How is Presence Measured Traditionally?

Traditionally, presence is measured through:

  1. Self-reports: Questionnaires or interviews that capture users' subjective impressions.
  2. Behavioral observations: Monitoring users' reactions and actions to infer immersion.
  3. Physiological data: Objective signals like EEG and heart rate to assess emotional or cognitive engagement.

Challenges with Traditional Measurement

While each method offers insights, they often produce conflicting results. There's also no widely accepted standard across studies, making comparisons difficult. This inconsistency led us to seek a better, more unified approach.

2. The Rasch Model: A Better Way

The Rasch Model is a statistical method in psychometrics that measures hidden traits—like ability or attitude—by analyzing how likely a person is to answer questions correctly based on both the person's ability and the question's difficulty.

For example, if a student answers a very hard math problem correctly, the model concludes that the student has a higher math skill level than someone who only answers easy problems correctly.
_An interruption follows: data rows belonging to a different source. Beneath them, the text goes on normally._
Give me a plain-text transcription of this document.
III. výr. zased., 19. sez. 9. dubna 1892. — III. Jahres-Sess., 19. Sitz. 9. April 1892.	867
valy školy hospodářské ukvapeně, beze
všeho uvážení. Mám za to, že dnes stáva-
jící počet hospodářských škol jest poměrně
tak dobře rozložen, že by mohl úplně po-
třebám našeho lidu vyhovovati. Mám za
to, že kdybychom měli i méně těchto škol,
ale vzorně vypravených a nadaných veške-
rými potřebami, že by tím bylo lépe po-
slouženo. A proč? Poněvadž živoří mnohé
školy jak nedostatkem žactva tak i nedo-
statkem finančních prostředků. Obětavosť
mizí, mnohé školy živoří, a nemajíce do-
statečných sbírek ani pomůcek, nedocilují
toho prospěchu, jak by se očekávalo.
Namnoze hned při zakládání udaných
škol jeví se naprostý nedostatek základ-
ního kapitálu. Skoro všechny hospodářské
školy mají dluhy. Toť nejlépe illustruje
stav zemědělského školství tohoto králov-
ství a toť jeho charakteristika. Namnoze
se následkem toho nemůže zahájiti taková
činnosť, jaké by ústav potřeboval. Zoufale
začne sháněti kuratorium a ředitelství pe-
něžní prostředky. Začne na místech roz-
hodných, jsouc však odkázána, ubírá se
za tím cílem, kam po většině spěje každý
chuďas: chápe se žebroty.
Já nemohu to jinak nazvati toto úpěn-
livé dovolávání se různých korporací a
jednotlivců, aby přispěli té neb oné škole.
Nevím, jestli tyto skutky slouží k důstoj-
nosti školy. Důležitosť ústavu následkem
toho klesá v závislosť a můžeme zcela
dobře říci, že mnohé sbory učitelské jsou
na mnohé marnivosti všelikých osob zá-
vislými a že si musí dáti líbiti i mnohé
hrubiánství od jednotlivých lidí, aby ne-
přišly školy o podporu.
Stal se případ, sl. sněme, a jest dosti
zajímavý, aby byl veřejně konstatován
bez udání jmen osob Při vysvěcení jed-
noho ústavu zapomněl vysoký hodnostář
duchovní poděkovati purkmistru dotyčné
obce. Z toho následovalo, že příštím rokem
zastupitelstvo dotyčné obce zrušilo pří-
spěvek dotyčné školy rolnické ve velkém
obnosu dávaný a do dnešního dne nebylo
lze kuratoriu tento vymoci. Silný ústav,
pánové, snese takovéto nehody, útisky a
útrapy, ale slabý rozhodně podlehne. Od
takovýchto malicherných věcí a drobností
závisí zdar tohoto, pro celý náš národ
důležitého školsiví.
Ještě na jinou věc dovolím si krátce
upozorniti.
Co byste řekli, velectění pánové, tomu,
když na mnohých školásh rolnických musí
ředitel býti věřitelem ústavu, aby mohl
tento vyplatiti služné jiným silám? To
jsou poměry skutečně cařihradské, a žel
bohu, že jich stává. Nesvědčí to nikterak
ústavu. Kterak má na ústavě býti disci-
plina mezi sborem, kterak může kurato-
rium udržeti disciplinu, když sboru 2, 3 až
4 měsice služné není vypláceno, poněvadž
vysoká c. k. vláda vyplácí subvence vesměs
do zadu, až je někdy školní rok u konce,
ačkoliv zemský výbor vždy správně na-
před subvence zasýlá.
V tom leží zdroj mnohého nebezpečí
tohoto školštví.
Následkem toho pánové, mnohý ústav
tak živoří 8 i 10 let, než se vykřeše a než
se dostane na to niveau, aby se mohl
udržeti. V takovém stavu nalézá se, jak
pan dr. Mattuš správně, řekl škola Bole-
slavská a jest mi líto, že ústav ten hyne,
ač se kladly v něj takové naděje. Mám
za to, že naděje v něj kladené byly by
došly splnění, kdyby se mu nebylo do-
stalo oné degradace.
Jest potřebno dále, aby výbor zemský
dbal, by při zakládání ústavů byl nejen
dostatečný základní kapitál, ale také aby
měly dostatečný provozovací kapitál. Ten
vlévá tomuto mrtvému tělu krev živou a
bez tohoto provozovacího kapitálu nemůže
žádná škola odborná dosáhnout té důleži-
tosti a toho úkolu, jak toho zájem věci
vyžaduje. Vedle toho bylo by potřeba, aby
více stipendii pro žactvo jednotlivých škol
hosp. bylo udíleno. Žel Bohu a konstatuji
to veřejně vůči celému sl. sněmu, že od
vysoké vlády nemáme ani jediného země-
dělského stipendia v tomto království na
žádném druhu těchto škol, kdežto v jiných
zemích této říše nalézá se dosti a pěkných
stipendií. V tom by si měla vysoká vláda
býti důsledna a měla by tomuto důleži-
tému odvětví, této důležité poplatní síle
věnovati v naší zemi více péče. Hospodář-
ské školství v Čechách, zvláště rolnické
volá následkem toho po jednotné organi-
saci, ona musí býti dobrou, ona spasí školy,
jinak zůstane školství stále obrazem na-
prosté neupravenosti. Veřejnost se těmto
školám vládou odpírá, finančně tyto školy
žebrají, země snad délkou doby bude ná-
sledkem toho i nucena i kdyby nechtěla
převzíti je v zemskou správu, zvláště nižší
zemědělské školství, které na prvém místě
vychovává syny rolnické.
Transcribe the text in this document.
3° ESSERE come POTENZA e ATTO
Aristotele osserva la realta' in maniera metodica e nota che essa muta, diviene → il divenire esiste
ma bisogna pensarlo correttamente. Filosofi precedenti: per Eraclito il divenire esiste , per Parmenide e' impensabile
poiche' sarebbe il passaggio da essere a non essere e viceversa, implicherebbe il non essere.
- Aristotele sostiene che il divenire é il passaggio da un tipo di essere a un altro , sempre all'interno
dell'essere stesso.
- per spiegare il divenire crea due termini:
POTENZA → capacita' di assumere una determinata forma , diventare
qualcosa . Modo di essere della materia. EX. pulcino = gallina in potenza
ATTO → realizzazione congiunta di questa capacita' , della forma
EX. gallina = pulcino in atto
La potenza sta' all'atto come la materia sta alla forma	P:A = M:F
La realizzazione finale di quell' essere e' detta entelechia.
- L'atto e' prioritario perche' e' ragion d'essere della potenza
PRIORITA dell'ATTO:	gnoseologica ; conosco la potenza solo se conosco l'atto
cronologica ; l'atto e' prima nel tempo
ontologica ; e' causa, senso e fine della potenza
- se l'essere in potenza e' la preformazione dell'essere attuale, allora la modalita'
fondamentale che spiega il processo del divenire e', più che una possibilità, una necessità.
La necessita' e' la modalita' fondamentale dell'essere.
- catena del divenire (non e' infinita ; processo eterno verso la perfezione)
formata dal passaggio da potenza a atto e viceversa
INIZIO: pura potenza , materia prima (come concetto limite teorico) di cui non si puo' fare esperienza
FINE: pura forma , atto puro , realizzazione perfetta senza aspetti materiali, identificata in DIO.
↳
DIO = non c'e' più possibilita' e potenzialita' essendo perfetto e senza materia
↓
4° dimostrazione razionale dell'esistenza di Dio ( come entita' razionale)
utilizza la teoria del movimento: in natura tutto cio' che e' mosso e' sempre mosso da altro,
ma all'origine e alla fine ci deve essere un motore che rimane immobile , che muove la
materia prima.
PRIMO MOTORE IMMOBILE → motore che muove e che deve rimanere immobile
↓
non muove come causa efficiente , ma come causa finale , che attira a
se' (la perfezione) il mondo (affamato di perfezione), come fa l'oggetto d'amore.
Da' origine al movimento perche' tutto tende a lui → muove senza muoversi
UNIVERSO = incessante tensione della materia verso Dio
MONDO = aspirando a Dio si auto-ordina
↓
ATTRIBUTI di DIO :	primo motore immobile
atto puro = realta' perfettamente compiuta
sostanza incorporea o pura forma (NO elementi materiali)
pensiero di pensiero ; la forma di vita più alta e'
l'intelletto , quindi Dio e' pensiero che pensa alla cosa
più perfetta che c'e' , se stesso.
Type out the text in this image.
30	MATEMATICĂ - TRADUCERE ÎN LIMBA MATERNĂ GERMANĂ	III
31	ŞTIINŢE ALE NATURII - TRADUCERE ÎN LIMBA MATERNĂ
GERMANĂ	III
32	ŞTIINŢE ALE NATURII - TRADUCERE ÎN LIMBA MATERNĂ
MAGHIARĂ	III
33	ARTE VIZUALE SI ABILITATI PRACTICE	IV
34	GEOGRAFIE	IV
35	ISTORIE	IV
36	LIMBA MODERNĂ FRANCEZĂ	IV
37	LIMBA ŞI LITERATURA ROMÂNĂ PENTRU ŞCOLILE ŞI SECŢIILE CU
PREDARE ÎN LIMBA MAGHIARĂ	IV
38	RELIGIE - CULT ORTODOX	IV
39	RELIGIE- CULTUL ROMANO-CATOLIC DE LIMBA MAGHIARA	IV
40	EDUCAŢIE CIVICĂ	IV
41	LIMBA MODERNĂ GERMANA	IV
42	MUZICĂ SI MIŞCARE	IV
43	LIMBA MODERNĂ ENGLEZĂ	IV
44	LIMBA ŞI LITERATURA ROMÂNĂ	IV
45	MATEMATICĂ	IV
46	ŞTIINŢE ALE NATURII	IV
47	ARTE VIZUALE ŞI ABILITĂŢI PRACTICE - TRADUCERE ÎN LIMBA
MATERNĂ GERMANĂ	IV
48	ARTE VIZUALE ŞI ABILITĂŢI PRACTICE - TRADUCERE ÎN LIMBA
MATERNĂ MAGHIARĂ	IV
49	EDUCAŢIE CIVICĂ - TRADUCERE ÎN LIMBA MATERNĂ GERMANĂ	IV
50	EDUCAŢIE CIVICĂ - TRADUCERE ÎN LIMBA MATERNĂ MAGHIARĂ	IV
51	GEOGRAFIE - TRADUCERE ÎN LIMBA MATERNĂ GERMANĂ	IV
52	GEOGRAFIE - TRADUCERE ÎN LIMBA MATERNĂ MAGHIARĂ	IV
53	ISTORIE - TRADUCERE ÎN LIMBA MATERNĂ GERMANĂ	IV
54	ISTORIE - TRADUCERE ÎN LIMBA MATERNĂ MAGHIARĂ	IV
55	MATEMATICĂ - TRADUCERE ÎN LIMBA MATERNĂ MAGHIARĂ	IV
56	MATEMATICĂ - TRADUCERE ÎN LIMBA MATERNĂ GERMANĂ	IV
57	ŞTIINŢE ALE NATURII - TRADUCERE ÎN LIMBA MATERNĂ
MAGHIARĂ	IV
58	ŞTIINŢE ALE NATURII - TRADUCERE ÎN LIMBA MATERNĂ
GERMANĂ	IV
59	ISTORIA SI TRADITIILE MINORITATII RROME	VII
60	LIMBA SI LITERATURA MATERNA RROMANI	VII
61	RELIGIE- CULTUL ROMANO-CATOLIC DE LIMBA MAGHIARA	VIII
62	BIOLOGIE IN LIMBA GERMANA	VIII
This means that even if students are asked different sets of questions, their abilities can still be compared fairly.

By applying this to VR, we can:

  • Incorporate multiple data types (Self-reports, physiology, behavior).
  • Separate "Person Ability" from "Item Difficulty."
  • Enable fair comparisons across different VR tests.

3. The Study: Methodology

We compared two distinct VR environments to test the validity of the Rasch Model:

  1. The Pit VE: A high-altitude plank walk scenario.
  2. The Street VE: A nighttime urban environment.
Virtual Environments
Virtual Environments

Data Collection

  • EDA Monitoring: Measuring sweat gland activity via electrodes on fingers.
  • Behavioral Observations: Tracking head movements and zebra-crossing behavior.
  • Questionnaires: Subjective post-experience spatial presence ratings.
VR headset used in the study
VR headset used in the study

4. Key Findings

  • High reliability in both environments (0.90 & 0.89)
  • Several poorly fitting items (like Item 6) were removed
  • Successful scale equating (systematically combined & compared the two VEs results) using shared anchor items
  • No significant difference in presence between the two environments
  • Moderate correlation with existing IPQ presence instrument This work shows that the Rasch Model can be used to standardize presence measurement across VR studies. It helps developers and researchers better understand what makes an experience immersive—and how to make it even more so.

5. Conclusion

By combining psychometric modeling (the Rasch Model) with immersive tech, this research paves the way for more consistent, meaningful measurement of presence in VR. It's a step toward making virtual environments more powerful, engaging, and useful across domains.